Our route continues along the wood­land margins to the abandoned Rea Garth Farm, where a monkey puzzle tree towers above the buildings. Monkey puzzle trees, introduced from South America, were very popular in Victorian times. The name came about in 1834 when Charles Austin, attended a tree planting ceremony in Cornwall. After touching the spiny foliage he said, ‘That tree would puzzle a monkey.’ The name stuck.

From Rea Garth we pass through open fields and descend to a clearing by the river Riccal. The earliest form of Riccal in the Domesday Book is ‘Ricalf’, derived from the Norse ‘Rye graine’ meaning ‘a branch of the Rye’. We leave the clearing and begin a steep climb out of the valley, passing (or perhaps pausing at) a seat commemorating Joe Cowton, who was a gamekeeper on the Duncombe Park Estate for 52 years.

After reaching the road we follow it to the outskirts of Carlton. This was a freeman’s village until the Norman lords of Helmsley annexed it for hunting. They enclosed the land with a fence known as the ‘park pale’ and an internal ditch. This design allowed deer to leap into the park but the extra height on the inside made it difficult for them to escape.
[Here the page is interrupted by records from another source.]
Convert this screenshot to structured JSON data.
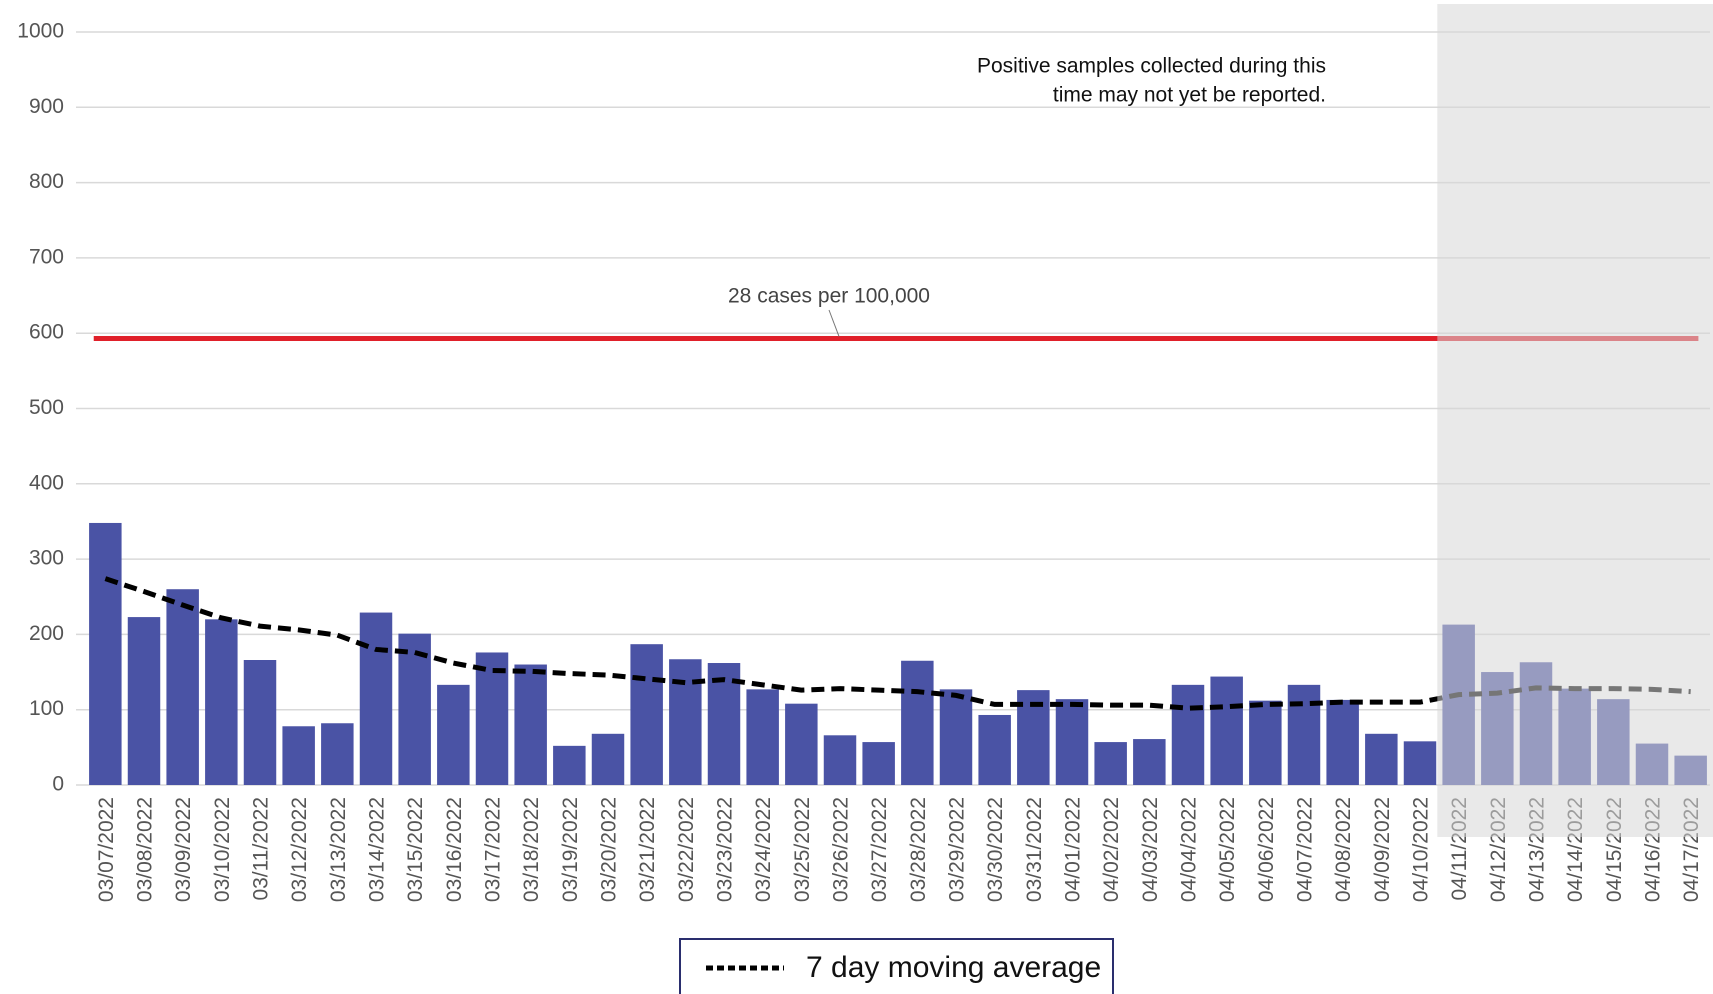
{
  "chart_data": {
    "type": "bar",
    "categories": [
      "03/07/2022",
      "03/08/2022",
      "03/09/2022",
      "03/10/2022",
      "03/11/2022",
      "03/12/2022",
      "03/13/2022",
      "03/14/2022",
      "03/15/2022",
      "03/16/2022",
      "03/17/2022",
      "03/18/2022",
      "03/19/2022",
      "03/20/2022",
      "03/21/2022",
      "03/22/2022",
      "03/23/2022",
      "03/24/2022",
      "03/25/2022",
      "03/26/2022",
      "03/27/2022",
      "03/28/2022",
      "03/29/2022",
      "03/30/2022",
      "03/31/2022",
      "04/01/2022",
      "04/02/2022",
      "04/03/2022",
      "04/04/2022",
      "04/05/2022",
      "04/06/2022",
      "04/07/2022",
      "04/08/2022",
      "04/09/2022",
      "04/10/2022",
      "04/11/2022",
      "04/12/2022",
      "04/13/2022",
      "04/14/2022",
      "04/15/2022",
      "04/16/2022",
      "04/17/2022"
    ],
    "values": [
      348,
      223,
      260,
      220,
      166,
      78,
      82,
      229,
      201,
      133,
      176,
      160,
      52,
      68,
      187,
      167,
      162,
      127,
      108,
      66,
      57,
      165,
      127,
      93,
      126,
      114,
      57,
      61,
      133,
      144,
      112,
      133,
      113,
      68,
      58,
      213,
      150,
      163,
      128,
      114,
      55,
      39
    ],
    "color": "#4a53a5",
    "lines": [
      {
        "name": "7 day moving average",
        "color": "#000000",
        "values": [
          274,
          257,
          239,
          222,
          211,
          206,
          199,
          180,
          176,
          162,
          152,
          151,
          148,
          146,
          141,
          136,
          140,
          133,
          126,
          128,
          126,
          124,
          119,
          107,
          107,
          107,
          106,
          106,
          102,
          104,
          107,
          108,
          110,
          110,
          110,
          120,
          122,
          129,
          128,
          128,
          127,
          124
        ]
      }
    ],
    "reference_line": {
      "value": 593,
      "label": "28 cases per 100,000",
      "color": "#e0202a"
    },
    "annotation": [
      "Positive samples collected during this",
      "time may not yet be reported."
    ],
    "shaded_from": "04/11/2022",
    "ylim": [
      0,
      1000
    ],
    "yticks": [
      0,
      100,
      200,
      300,
      400,
      500,
      600,
      700,
      800,
      900,
      1000
    ],
    "grid": true
  }
}
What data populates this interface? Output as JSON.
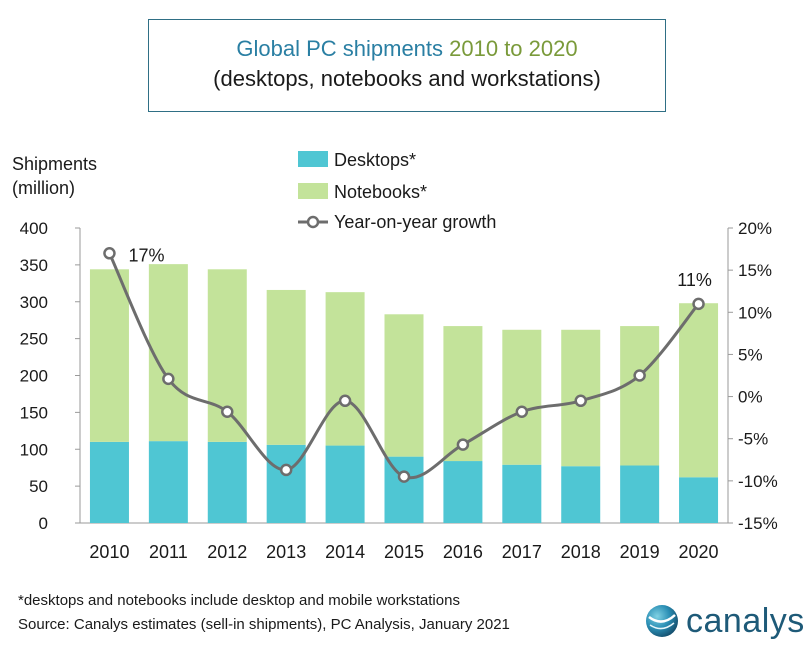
{
  "title": {
    "part1": "Global PC shipments ",
    "part2": "2010 to 2020",
    "line2": "(desktops, notebooks and workstations)"
  },
  "chart_data": {
    "type": "bar",
    "stacked": true,
    "categories": [
      "2010",
      "2011",
      "2012",
      "2013",
      "2014",
      "2015",
      "2016",
      "2017",
      "2018",
      "2019",
      "2020"
    ],
    "series": [
      {
        "name": "Desktops*",
        "type": "bar",
        "color": "#4fc6d3",
        "values": [
          110,
          111,
          110,
          106,
          105,
          90,
          84,
          79,
          77,
          78,
          62
        ]
      },
      {
        "name": "Notebooks*",
        "type": "bar",
        "color": "#c3e39a",
        "values": [
          234,
          240,
          234,
          210,
          208,
          193,
          183,
          183,
          185,
          189,
          236
        ]
      },
      {
        "name": "Year-on-year growth",
        "type": "line",
        "axis": "right",
        "color": "#6d6d6d",
        "values": [
          17.0,
          2.1,
          -1.8,
          -8.7,
          -0.5,
          -9.5,
          -5.7,
          -1.8,
          -0.5,
          2.5,
          11.0
        ]
      }
    ],
    "ylabel": "Shipments\n(million)",
    "ylabel_lines": [
      "Shipments",
      "(million)"
    ],
    "ylim": [
      0,
      400
    ],
    "yticks": [
      "0",
      "50",
      "100",
      "150",
      "200",
      "250",
      "300",
      "350",
      "400"
    ],
    "y2lim": [
      -15,
      20
    ],
    "y2ticks": [
      "-15%",
      "-10%",
      "-5%",
      "0%",
      "5%",
      "10%",
      "15%",
      "20%"
    ],
    "annotations": [
      {
        "index": 0,
        "text": "17%"
      },
      {
        "index": 10,
        "text": "11%"
      }
    ],
    "legend_placement": "top-center",
    "grid": false
  },
  "footnote": "*desktops and notebooks include desktop and mobile workstations",
  "source": "Source: Canalys estimates (sell-in shipments), PC Analysis, January 2021",
  "logo_text": "canalys"
}
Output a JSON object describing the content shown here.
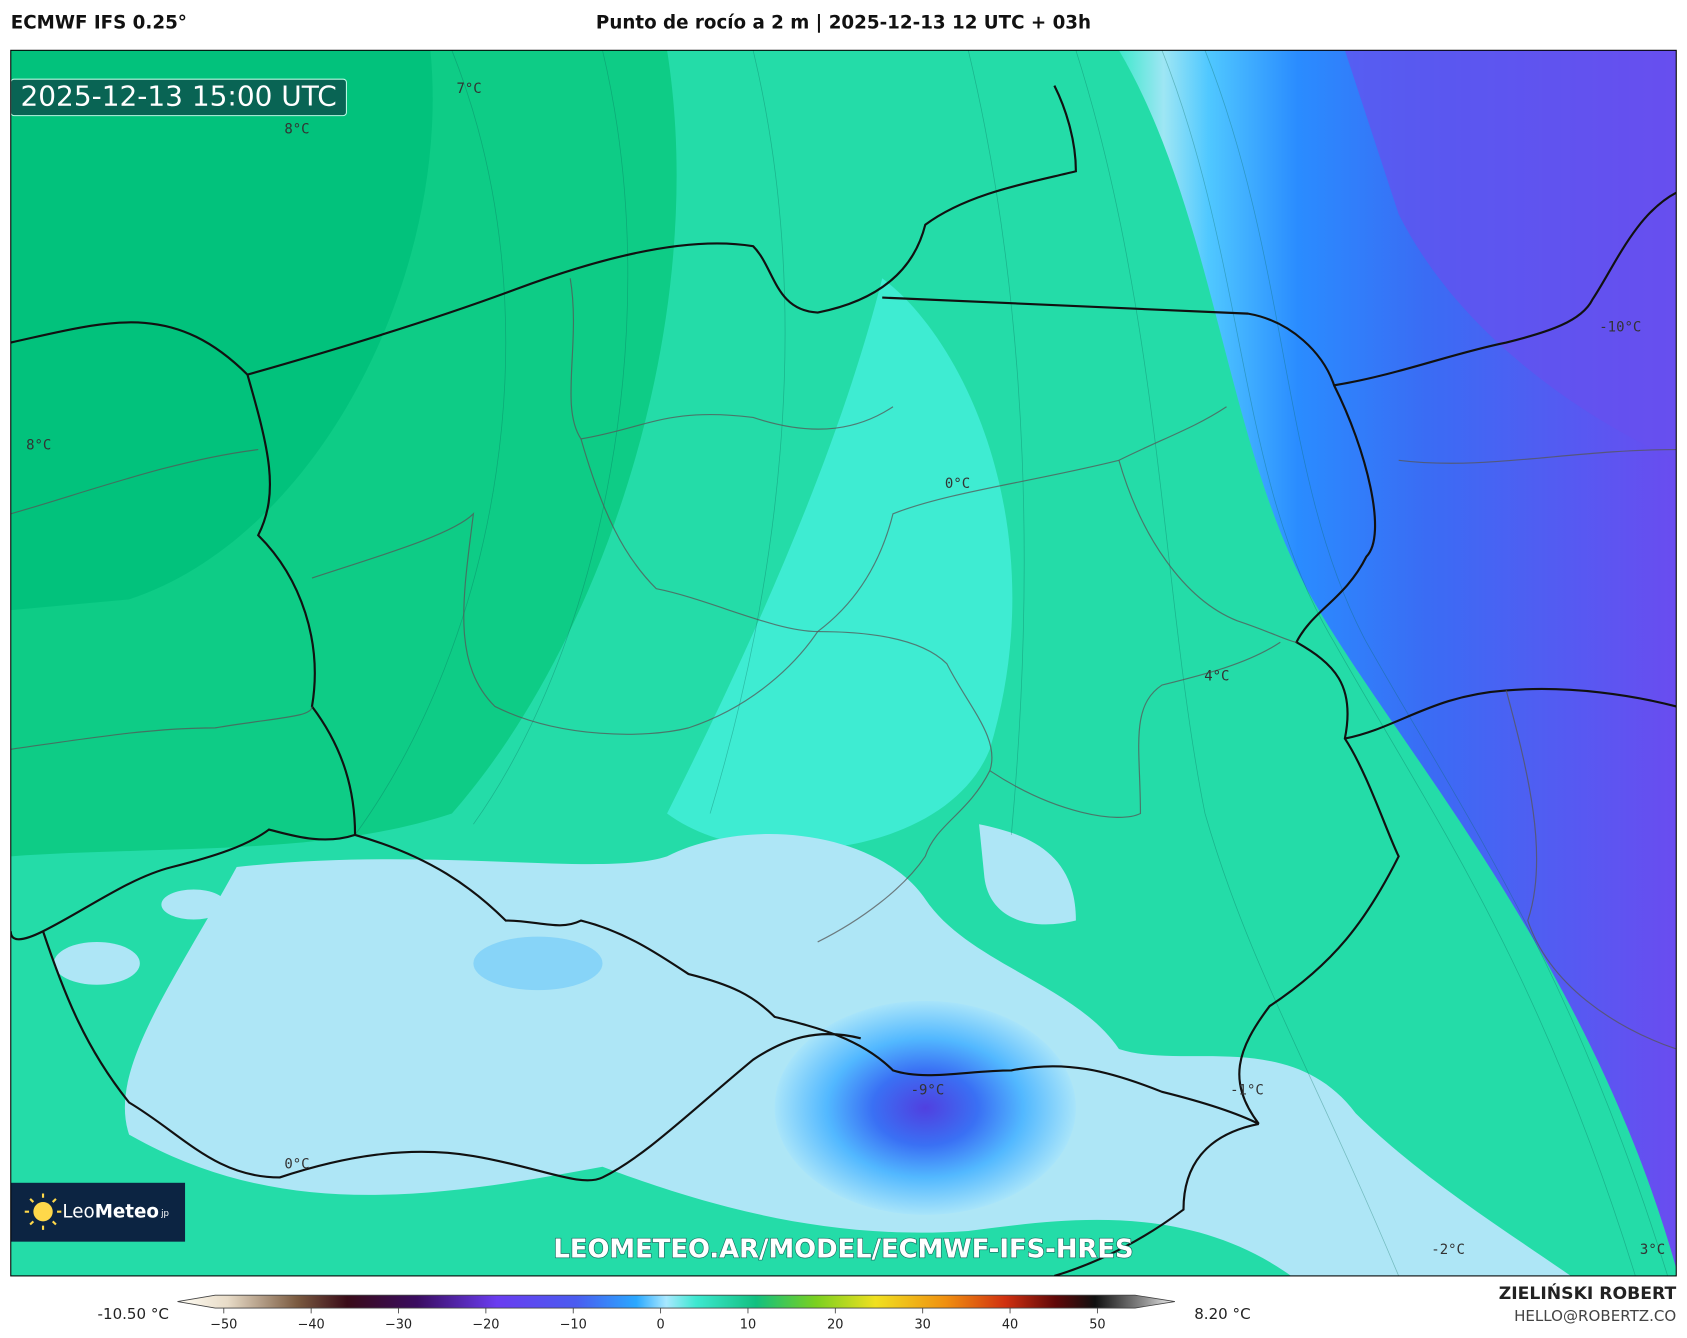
{
  "header": {
    "left_title": "ECMWF IFS 0.25°",
    "center_title": "Punto de rocío a 2 m | 2025-12-13 12 UTC + 03h"
  },
  "map": {
    "timestamp": "2025-12-13 15:00 UTC",
    "contour_labels": [
      "7°C",
      "8°C",
      "8°C",
      "0°C",
      "-10°C",
      "4°C",
      "-9°C",
      "-1°C",
      "0°C",
      "-2°C",
      "3°C"
    ],
    "watermark": "LEOMETEO.AR/MODEL/ECMWF-IFS-HRES"
  },
  "logo": {
    "brand_light": "Leo",
    "brand_bold": "Meteo",
    "suffix": "jp"
  },
  "colorbar": {
    "min_label": "-10.50 °C",
    "max_label": "8.20 °C",
    "ticks": [
      "−50",
      "−40",
      "−30",
      "−20",
      "−10",
      "0",
      "10",
      "20",
      "30",
      "40",
      "50"
    ]
  },
  "author": {
    "name": "ZIELIŃSKI ROBERT",
    "email": "HELLO@ROBERTZ.CO"
  }
}
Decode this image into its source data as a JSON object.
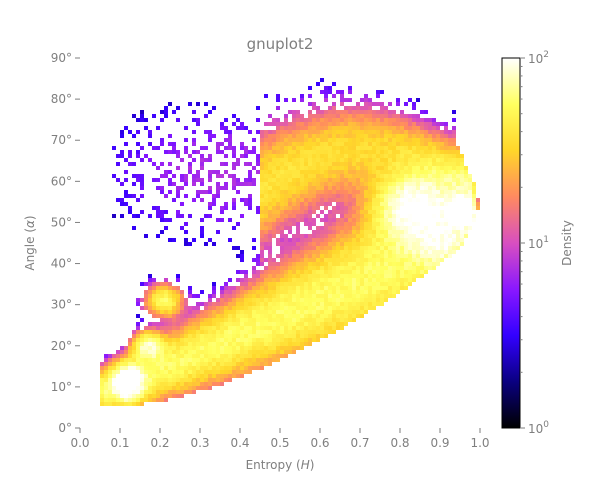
{
  "chart_data": {
    "type": "heatmap",
    "title": "gnuplot2",
    "xlabel_text": "Entropy (",
    "xlabel_var": "H",
    "xlabel_close": ")",
    "ylabel_text": "Angle (",
    "ylabel_var": "α",
    "ylabel_close": ")",
    "xlim": [
      0.0,
      1.0
    ],
    "ylim": [
      0,
      90
    ],
    "x_ticks": [
      "0.0",
      "0.1",
      "0.2",
      "0.3",
      "0.4",
      "0.5",
      "0.6",
      "0.7",
      "0.8",
      "0.9",
      "1.0"
    ],
    "y_ticks": [
      "0°",
      "10°",
      "20°",
      "30°",
      "40°",
      "50°",
      "60°",
      "70°",
      "80°",
      "90°"
    ],
    "colorbar": {
      "label": "Density",
      "scale": "log",
      "range": [
        1,
        100
      ],
      "ticks": [
        {
          "base": "10",
          "exp": "0"
        },
        {
          "base": "10",
          "exp": "1"
        },
        {
          "base": "10",
          "exp": "2"
        }
      ],
      "colormap": "gnuplot2",
      "colormap_stops": [
        "#000000",
        "#0a0080",
        "#3300ff",
        "#8a18ff",
        "#d84fc0",
        "#ff8a60",
        "#ffd62a",
        "#ffff60",
        "#ffffff"
      ]
    },
    "density_features": [
      {
        "name": "low-entropy lobe",
        "x": 0.12,
        "y": 12,
        "peak": 100
      },
      {
        "name": "low-entropy upper lobe",
        "x": 0.2,
        "y": 22,
        "peak": 60
      },
      {
        "name": "shoulder",
        "x": 0.22,
        "y": 31,
        "peak": 40
      },
      {
        "name": "main ridge",
        "x": 0.83,
        "y": 53,
        "peak": 90
      },
      {
        "name": "high-entropy tip",
        "x": 0.96,
        "y": 52,
        "peak": 100
      }
    ],
    "grid": false
  }
}
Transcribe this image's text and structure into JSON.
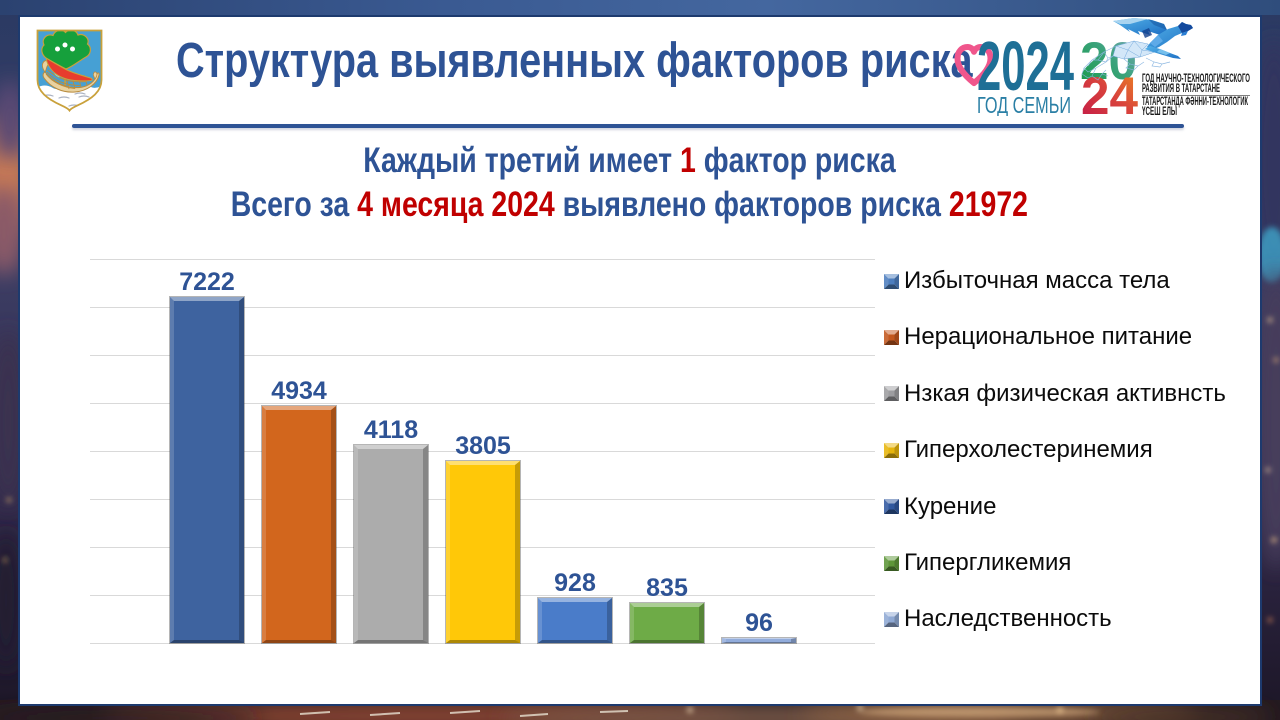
{
  "header": {
    "title": "Структура выявленных факторов риска",
    "emblem_name": "naberezhnye-chelny-coat-of-arms",
    "logo_family": {
      "year": "2024",
      "caption": "ГОД СЕМЬИ"
    },
    "logo_science_year": {
      "digits_top": "20",
      "digits_bottom": "24",
      "line1": "ГОД НАУЧНО-ТЕХНОЛОГИЧЕСКОГО",
      "line2": "РАЗВИТИЯ В ТАТАРСТАНЕ",
      "line3": "ТАТАРСТАНДА ФӘННИ-ТЕХНОЛОГИК",
      "line4": "ҮСЕШ ЕЛЫ"
    }
  },
  "subtitles": {
    "line1": [
      {
        "text": "Каждый третий имеет ",
        "color": "#2e5395"
      },
      {
        "text": "1",
        "color": "#c00000"
      },
      {
        "text": " фактор риска",
        "color": "#2e5395"
      }
    ],
    "line2": [
      {
        "text": "Всего за ",
        "color": "#2e5395"
      },
      {
        "text": "4 месяца 2024",
        "color": "#c00000"
      },
      {
        "text": " выявлено факторов риска ",
        "color": "#2e5395"
      },
      {
        "text": "21972",
        "color": "#c00000"
      }
    ]
  },
  "chart_data": {
    "type": "bar",
    "title": "",
    "xlabel": "",
    "ylabel": "",
    "categories": [
      "Избыточная масса тела",
      "Нерациональное питание",
      "Нзкая физическая активнсть",
      "Гиперхолестеринемия",
      "Курение",
      "Гипергликемия",
      "Наследственность"
    ],
    "values": [
      7222,
      4934,
      4118,
      3805,
      928,
      835,
      96
    ],
    "data_labels": true,
    "ylim": [
      0,
      8000
    ],
    "grid_step": 1000,
    "grid": true,
    "legend_position": "right",
    "bar_colors": [
      "#3e639f",
      "#d2661d",
      "#acacac",
      "#ffc808",
      "#4a7cc9",
      "#6eab47",
      "#92acdb"
    ],
    "legend_colors": [
      "#4d7ebe",
      "#c2571e",
      "#9d9da0",
      "#e7b50c",
      "#30589f",
      "#5e9639",
      "#8fa9d4"
    ],
    "gridline_color": "#d9d9d9",
    "label_color": "#2e5395"
  },
  "colors": {
    "panel_border": "#1d3a6e",
    "top_band": "#35568a",
    "title_blue": "#2e5395",
    "accent_red": "#c00000"
  }
}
The ‘park pale’ was pulled down in 1799.

A wide track from Carlton delivers us into Ash Dale which has been covered with trees since the sixteenth century or earlier. However, none of the present trees are so old, as the woods have been regularly harvested and replanted throughout the centuries. Conifers and hardwoods such as beech are mixed with broadleaves like ash, hazel, sycamore and oak which are more typical of the original woodland. Ash Dale is a precious haven for plants, birds, insects and small mammals. During spring and summer the descent through the valley provides an opportunity to identify many wild flowers; bluebell, lady’s mantle, primrose, purple vetch, rosebay willow herb, wood anenome and wood forget-me-not.

On leaving the woodland we continue via lush meadows and after a few minutes we are back in Helmsley.